3, exposure to some irritants, especially in wet work and metal processing industries.
4. fungal infections of the feet or other distant parts such as tinea pedis.
5, patients treated with intravenous immunoglobulin.
6, excessive sweating of the hands (excessive sweating is not a direct cause but an aggravating factor).
7, smoking.
8, ultraviolet radiation.
9, emotional stress.
Third, the manifestation of herpes perspicans
Sweat blisters are usually confined to the hands and feet, initially manifesting as itching, burning and tingling sensations on the palms and soles of the feet, followed by the appearance of rice-grain-sized blisters, which can only be felt as pebble-like elevations when touched due to the thicker skin on the palms and soles of the feet in the early stages. Sweat blisters mostly occur on the fingers, palms or soles of the feet, but can also be combined with other types of eczema on other parts of the body. If the blisters rupture and ooze, they can easily become infected with bacteria, causing redness, pain, and pustules. After the blisters are absorbed, the skin will peel, redness, dryness, and cracking will occur. The skin around the nails and nails can also be involved in nail fungus.
Fourth, the treatment of herpes sweat
First, it is important to avoid contact with all suspected aggravating factors, such as avoiding the use of soaps and detergents, and reducing exposure to water. If the skin is oozing, it is recommended to use a 1:5000 potassium permanganate soak or wet compress (potassium permanganate dissolves in water and turns pink in color) 1-2 times a week. Soak hands or feet in the solution or apply a wet compress with gauze for 10-15 minutes, then rinse with water and pat dry.
Once the acute exuding rash has resolved, then the soaking or wet compresses should be stopped and replaced with topical glucocorticosteroids. Topical glucocorticosteroids control the inflammatory skin response but may dry out the skin, so emollients need to be used frequently. If you have painful, oozing, yellow crusts on your hands or feet, you may have a combined bacterial infection and your doctor will prescribe topical or oral antibiotics, depending on the situation.
Severe cases of sweat blisters require oral retinoids (alivaptan) or topical ultraviolet light therapy. Short-term oral glucocorticoid therapy may also be considered for fulminant patients, and these systemic medications need to be prescribed by your doctor.
V. Daily care tips for herpes perspicans
Excessively hot or cold water may cause skin irritation. Avoid using alkaline soap when cleaning and use emollients frequently after cleaning. Try to avoid direct contact with any cleaning agents or detergents. You can use cotton-lined gloves instead of ordinary rubber or plastic gloves. During the acute phase of herpes, it is recommended to wear cotton-lined gloves when doing household chores or washing and bathing hair, or to go to a barbershop to have your hair washed or have someone else do the chores if possible.

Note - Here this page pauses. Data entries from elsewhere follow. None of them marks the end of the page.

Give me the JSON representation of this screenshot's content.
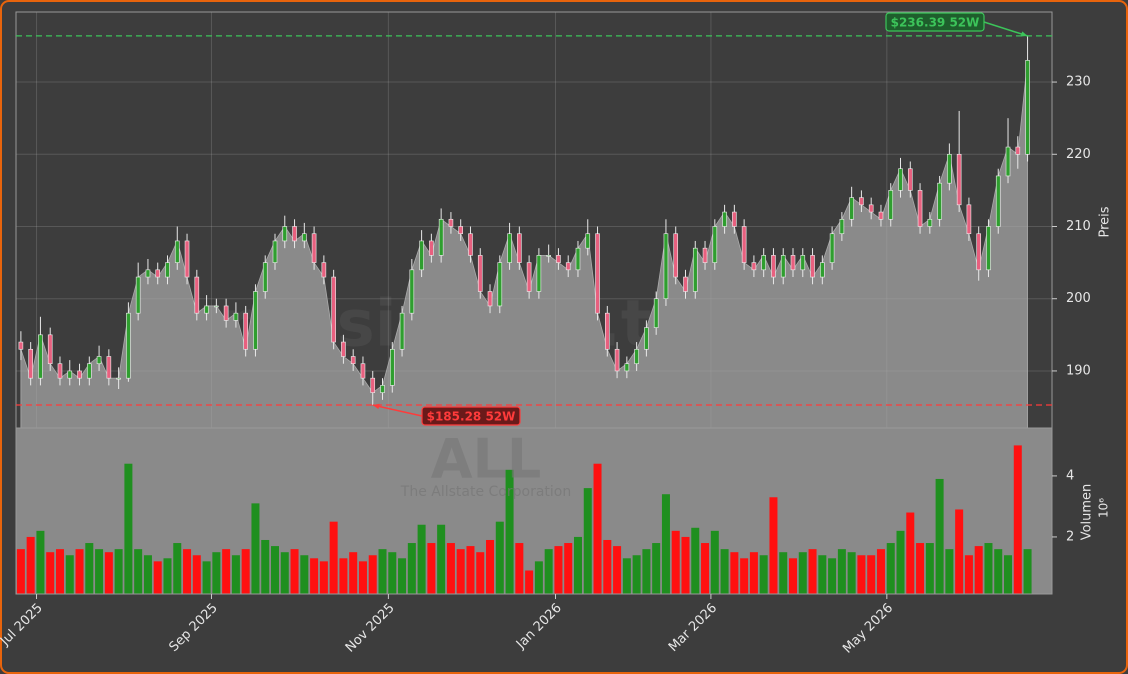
{
  "chart_data": {
    "type": "candlestick",
    "watermark": "forexsignale.trade",
    "symbol": "ALL",
    "company": "The Allstate Corporation",
    "ylabel": "Preis",
    "volume_label": "Volumen",
    "volume_unit": "10⁶",
    "xlim": [
      -0.5,
      105.5
    ],
    "xticks": [
      {
        "value": 1.6,
        "label": "Jul 2025"
      },
      {
        "value": 19.5,
        "label": "Sep 2025"
      },
      {
        "value": 37.6,
        "label": "Nov 2025"
      },
      {
        "value": 54.7,
        "label": "Jan 2026"
      },
      {
        "value": 70.6,
        "label": "Mar 2026"
      },
      {
        "value": 88.6,
        "label": "May 2026"
      }
    ],
    "ylim": [
      182.1,
      239.7
    ],
    "yticks": [
      190,
      200,
      210,
      220,
      230
    ],
    "volume_ylim": [
      0.13,
      5.57
    ],
    "volume_yticks": [
      2,
      4
    ],
    "grid": true,
    "up_color": "#2f9e2f",
    "down_color": "#e8607f",
    "volume_up_color": "#1f8f1f",
    "volume_down_color": "#ff1010",
    "area_color": "#8a8a8a",
    "open": [
      194,
      193,
      189,
      195,
      191,
      189,
      190,
      189,
      191,
      192,
      189,
      189,
      198,
      203,
      204,
      203,
      205,
      208,
      203,
      198,
      199,
      199,
      197,
      198,
      193,
      201,
      205,
      208,
      210,
      208,
      209,
      205,
      203,
      194,
      192,
      191,
      189,
      187,
      188,
      193,
      198,
      204,
      208,
      206,
      211,
      210,
      209,
      206,
      201,
      199,
      205,
      209,
      205,
      201,
      206,
      206,
      205,
      204,
      207,
      209,
      198,
      193,
      190,
      191,
      193,
      196,
      200,
      209,
      203,
      201,
      207,
      205,
      210,
      212,
      210,
      205,
      204,
      206,
      203,
      206,
      204,
      206,
      203,
      205,
      209,
      211,
      214,
      213,
      212,
      211,
      215,
      218,
      215,
      210,
      211,
      216,
      220,
      213,
      209,
      204,
      210,
      217,
      221,
      220
    ],
    "high": [
      195.5,
      194,
      197.5,
      196,
      192,
      191.5,
      191,
      192,
      193.5,
      193,
      190.5,
      199.5,
      205,
      205.5,
      205,
      206,
      210,
      209,
      204,
      200.5,
      200,
      200,
      199.5,
      199,
      202,
      206,
      209,
      211.5,
      211,
      210.5,
      210,
      206,
      204,
      195,
      193,
      192,
      190,
      189,
      194,
      199,
      205.5,
      209.5,
      209,
      212.5,
      212,
      211,
      210,
      207,
      202,
      206,
      210.5,
      210,
      206,
      207,
      207.5,
      207,
      206,
      208,
      211,
      210,
      199,
      194,
      192,
      194,
      197,
      201,
      211,
      210,
      204,
      208,
      208,
      211,
      213,
      213,
      211,
      206,
      207,
      207,
      207,
      207,
      207,
      207,
      206,
      210,
      212,
      215.5,
      215,
      214,
      213,
      216,
      219.5,
      219,
      216,
      212,
      217,
      221.5,
      226,
      214,
      210,
      211,
      218,
      225,
      222.5,
      236.39
    ],
    "low": [
      191.5,
      188,
      188,
      190,
      188,
      188,
      188,
      188,
      190,
      188,
      187.5,
      188.5,
      197,
      202,
      202,
      202,
      204,
      202,
      197,
      197,
      198,
      196,
      196,
      192,
      192,
      200,
      204,
      207,
      207,
      207,
      204,
      202,
      193,
      191,
      190,
      188,
      185.28,
      186,
      187,
      192,
      197,
      203,
      205,
      205,
      209,
      208,
      205,
      200,
      198,
      198,
      204,
      204,
      200,
      200,
      205,
      204,
      203,
      203,
      206,
      197,
      192,
      189,
      189,
      190,
      192,
      195,
      199,
      202,
      200,
      200,
      204,
      204,
      209,
      209,
      204,
      203,
      203,
      202,
      202,
      203,
      203,
      202,
      202,
      204,
      208,
      210,
      212,
      211,
      210,
      210,
      214,
      214,
      209,
      209,
      210,
      215,
      212,
      208,
      202.5,
      203,
      209,
      216,
      218,
      219
    ],
    "close": [
      193,
      189,
      195,
      191,
      189,
      190,
      189,
      191,
      192,
      189,
      189,
      198,
      203,
      204,
      203,
      205,
      208,
      203,
      198,
      199,
      199,
      197,
      198,
      193,
      201,
      205,
      208,
      210,
      208,
      209,
      205,
      203,
      194,
      192,
      191,
      189,
      187,
      188,
      193,
      198,
      204,
      208,
      206,
      211,
      210,
      209,
      206,
      201,
      199,
      205,
      209,
      205,
      201,
      206,
      206,
      205,
      204,
      207,
      209,
      198,
      193,
      190,
      191,
      193,
      196,
      200,
      209,
      203,
      201,
      207,
      205,
      210,
      212,
      210,
      205,
      204,
      206,
      203,
      206,
      204,
      206,
      203,
      205,
      209,
      211,
      214,
      213,
      212,
      211,
      215,
      218,
      215,
      210,
      211,
      216,
      220,
      213,
      209,
      204,
      210,
      217,
      221,
      220,
      233
    ],
    "volume": [
      1.6,
      2.0,
      2.2,
      1.5,
      1.6,
      1.4,
      1.6,
      1.8,
      1.6,
      1.5,
      1.6,
      4.4,
      1.6,
      1.4,
      1.2,
      1.3,
      1.8,
      1.6,
      1.4,
      1.2,
      1.5,
      1.6,
      1.4,
      1.6,
      3.1,
      1.9,
      1.7,
      1.5,
      1.6,
      1.4,
      1.3,
      1.2,
      2.5,
      1.3,
      1.5,
      1.2,
      1.4,
      1.6,
      1.5,
      1.3,
      1.8,
      2.4,
      1.8,
      2.4,
      1.8,
      1.6,
      1.7,
      1.5,
      1.9,
      2.5,
      4.2,
      1.8,
      0.9,
      1.2,
      1.6,
      1.7,
      1.8,
      2.0,
      3.6,
      4.4,
      1.9,
      1.7,
      1.3,
      1.4,
      1.6,
      1.8,
      3.4,
      2.2,
      2.0,
      2.3,
      1.8,
      2.2,
      1.6,
      1.5,
      1.3,
      1.5,
      1.4,
      3.3,
      1.5,
      1.3,
      1.5,
      1.6,
      1.4,
      1.3,
      1.6,
      1.5,
      1.4,
      1.4,
      1.6,
      1.8,
      2.2,
      2.8,
      1.8,
      1.8,
      3.9,
      1.6,
      2.9,
      1.4,
      1.7,
      1.8,
      1.6,
      1.4,
      5.0,
      1.6
    ],
    "annotations": [
      {
        "value": 236.39,
        "label": "$236.39 52W",
        "color": "#3cc45a",
        "box": "#1e5e2c"
      },
      {
        "value": 185.28,
        "label": "$185.28 52W",
        "color": "#ff3b3b",
        "box": "#6a1a1a"
      }
    ]
  }
}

If the itching is severe enough to interfere with sleep, oral antihistamines with sedative effects can be taken at night to help with sleep. If the blister is too large, you can use a sterile syringe to gently tear a small jagged opening in the blister (simply puncturing it with a needle is useless because the fluid will not flow out and the blister will soon close up) and drain the blister. However, the blister wall should be retained and covered in its original place, otherwise it will increase pain, delay healing and increase the risk of infection.

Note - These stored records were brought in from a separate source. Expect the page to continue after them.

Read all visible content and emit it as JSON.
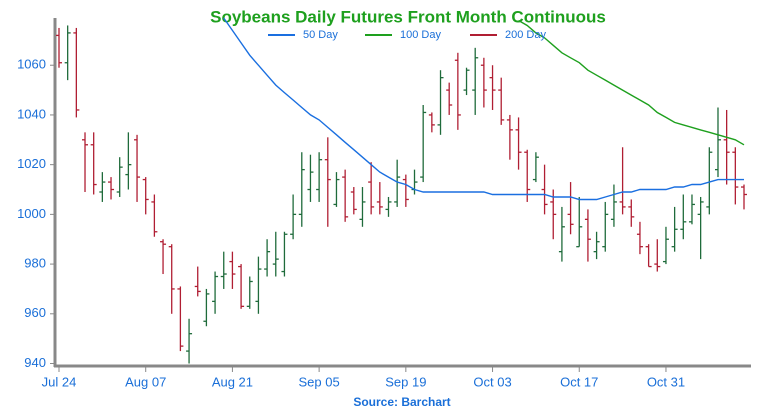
{
  "chart_data": {
    "type": "ohlc",
    "title": "Soybeans Daily Futures Front Month Continuous",
    "source": "Source: Barchart",
    "categories": [
      "Jul 24",
      null,
      null,
      null,
      null,
      null,
      null,
      null,
      null,
      null,
      "Aug 07",
      null,
      null,
      null,
      null,
      null,
      null,
      null,
      null,
      null,
      "Aug 21",
      null,
      null,
      null,
      null,
      null,
      null,
      null,
      null,
      null,
      "Sep 05",
      null,
      null,
      null,
      null,
      null,
      null,
      null,
      null,
      null,
      "Sep 19",
      null,
      null,
      null,
      null,
      null,
      null,
      null,
      null,
      null,
      "Oct 03",
      null,
      null,
      null,
      null,
      null,
      null,
      null,
      null,
      null,
      "Oct 17",
      null,
      null,
      null,
      null,
      null,
      null,
      null,
      null,
      null,
      "Oct 31",
      null,
      null,
      null,
      null,
      null,
      null,
      null,
      null,
      null
    ],
    "open": [
      1072,
      1061,
      1073,
      1030,
      1028,
      1009,
      1013,
      1009,
      1016,
      1030,
      1014,
      1005,
      989,
      987,
      970,
      945,
      971,
      957,
      965,
      975,
      981,
      979,
      963,
      965,
      978,
      980,
      977,
      992,
      1000,
      1010,
      1010,
      1022,
      1004,
      1015,
      1009,
      998,
      1013,
      1005,
      1002,
      1005,
      1014,
      1010,
      1015,
      1040,
      1036,
      1050,
      1062,
      1050,
      1050,
      1060,
      1055,
      1050,
      1038,
      1034,
      1025,
      1014,
      1010,
      1005,
      985,
      1000,
      987,
      998,
      985,
      987,
      998,
      1005,
      1003,
      992,
      987,
      980,
      981,
      987,
      994,
      997,
      1000,
      1003,
      1018,
      1030,
      1025,
      1011
    ],
    "high": [
      1075,
      1076,
      1075,
      1033,
      1033,
      1017,
      1015,
      1023,
      1033,
      1032,
      1015,
      1008,
      990,
      988,
      971,
      958,
      979,
      970,
      977,
      985,
      985,
      980,
      975,
      983,
      990,
      993,
      993,
      1008,
      1025,
      1024,
      1025,
      1031,
      1017,
      1018,
      1011,
      1011,
      1021,
      1013,
      1007,
      1022,
      1016,
      1018,
      1044,
      1041,
      1058,
      1053,
      1065,
      1059,
      1067,
      1063,
      1060,
      1055,
      1040,
      1039,
      1026,
      1025,
      1020,
      1010,
      1003,
      1013,
      1007,
      1002,
      993,
      1005,
      1012,
      1027,
      1006,
      997,
      988,
      990,
      995,
      1003,
      1008,
      1008,
      1007,
      1027,
      1043,
      1042,
      1027,
      1012
    ],
    "low": [
      1059,
      1054,
      1039,
      1009,
      1008,
      1005,
      1006,
      1007,
      1010,
      1005,
      1000,
      991,
      976,
      960,
      945,
      940,
      967,
      955,
      960,
      970,
      970,
      962,
      962,
      960,
      975,
      975,
      975,
      990,
      995,
      1005,
      1005,
      995,
      1003,
      997,
      1000,
      995,
      1000,
      1000,
      999,
      1003,
      1003,
      1008,
      1013,
      1033,
      1032,
      1040,
      1034,
      1048,
      1040,
      1043,
      1042,
      1036,
      1022,
      1018,
      1005,
      1013,
      1000,
      990,
      981,
      992,
      987,
      981,
      982,
      985,
      995,
      1000,
      995,
      984,
      979,
      977,
      980,
      985,
      990,
      996,
      982,
      1000,
      1015,
      1012,
      1004,
      1002
    ],
    "close": [
      1061,
      1073,
      1042,
      1028,
      1012,
      1013,
      1010,
      1019,
      1020,
      1015,
      1006,
      993,
      988,
      970,
      947,
      952,
      969,
      968,
      975,
      976,
      976,
      963,
      973,
      978,
      985,
      982,
      992,
      1000,
      1018,
      1017,
      1022,
      1014,
      1014,
      999,
      1002,
      1005,
      1003,
      1003,
      1005,
      1015,
      1006,
      1013,
      1041,
      1036,
      1055,
      1044,
      1040,
      1058,
      1063,
      1050,
      1050,
      1038,
      1034,
      1025,
      1010,
      1023,
      1004,
      1000,
      995,
      996,
      995,
      990,
      989,
      1000,
      1005,
      1003,
      999,
      987,
      979,
      979,
      990,
      994,
      997,
      1004,
      1005,
      1025,
      1030,
      1025,
      1011,
      1008
    ],
    "up_color": "#1f6b3b",
    "down_color": "#b01e33",
    "series": [
      {
        "name": "50 Day",
        "color": "#1a6fe0",
        "values": [
          null,
          null,
          null,
          null,
          null,
          null,
          null,
          null,
          null,
          null,
          null,
          null,
          null,
          null,
          null,
          null,
          null,
          null,
          null,
          1079,
          1074,
          1069,
          1064,
          1060,
          1056,
          1052,
          1049,
          1046,
          1043,
          1040,
          1038,
          1035,
          1032,
          1029,
          1026,
          1023,
          1020,
          1017,
          1015,
          1013,
          1012,
          1010,
          1009,
          1009,
          1009,
          1009,
          1009,
          1009,
          1009,
          1009,
          1008,
          1008,
          1008,
          1008,
          1008,
          1008,
          1008,
          1007,
          1007,
          1007,
          1006,
          1006,
          1006,
          1007,
          1008,
          1009,
          1009,
          1010,
          1010,
          1010,
          1010,
          1011,
          1011,
          1012,
          1012,
          1013,
          1014,
          1014,
          1014,
          1014
        ]
      },
      {
        "name": "100 Day",
        "color": "#1ea01e",
        "values": [
          null,
          null,
          null,
          null,
          null,
          null,
          null,
          null,
          null,
          null,
          null,
          null,
          null,
          null,
          null,
          null,
          null,
          null,
          null,
          null,
          null,
          null,
          null,
          null,
          null,
          null,
          null,
          null,
          null,
          null,
          null,
          null,
          null,
          null,
          null,
          null,
          null,
          null,
          null,
          null,
          null,
          null,
          null,
          null,
          null,
          null,
          null,
          null,
          null,
          null,
          null,
          null,
          null,
          1078,
          1076,
          1073,
          1071,
          1068,
          1065,
          1063,
          1061,
          1058,
          1056,
          1054,
          1052,
          1050,
          1048,
          1046,
          1044,
          1041,
          1039,
          1037,
          1036,
          1035,
          1034,
          1033,
          1032,
          1031,
          1030,
          1028
        ]
      },
      {
        "name": "200 Day",
        "color": "#b01e33"
      }
    ],
    "ylim": [
      939,
      1079
    ],
    "yticks": [
      940,
      960,
      980,
      1000,
      1020,
      1040,
      1060
    ]
  }
}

Bandaging the hands or feet after applying the medication helps to moisturize the skin, or you can wear cotton gloves or socks. Shoes should be kept dry and breathable; try to avoid plastic or rubber shoes; leather-lined shoes are a good choice. In addition, absorbent insoles, especially those that can be washed and dried frequently, are recommended. Having several pairs of shoes to replace can also help avoid wet shoes. If sweat rash occurs repeatedly on the feet, be aware of the possibility of chromate allergy, which is often used in the leather production process or as an adhesive in rubber shoes, and this can be clarified by doing a patch test.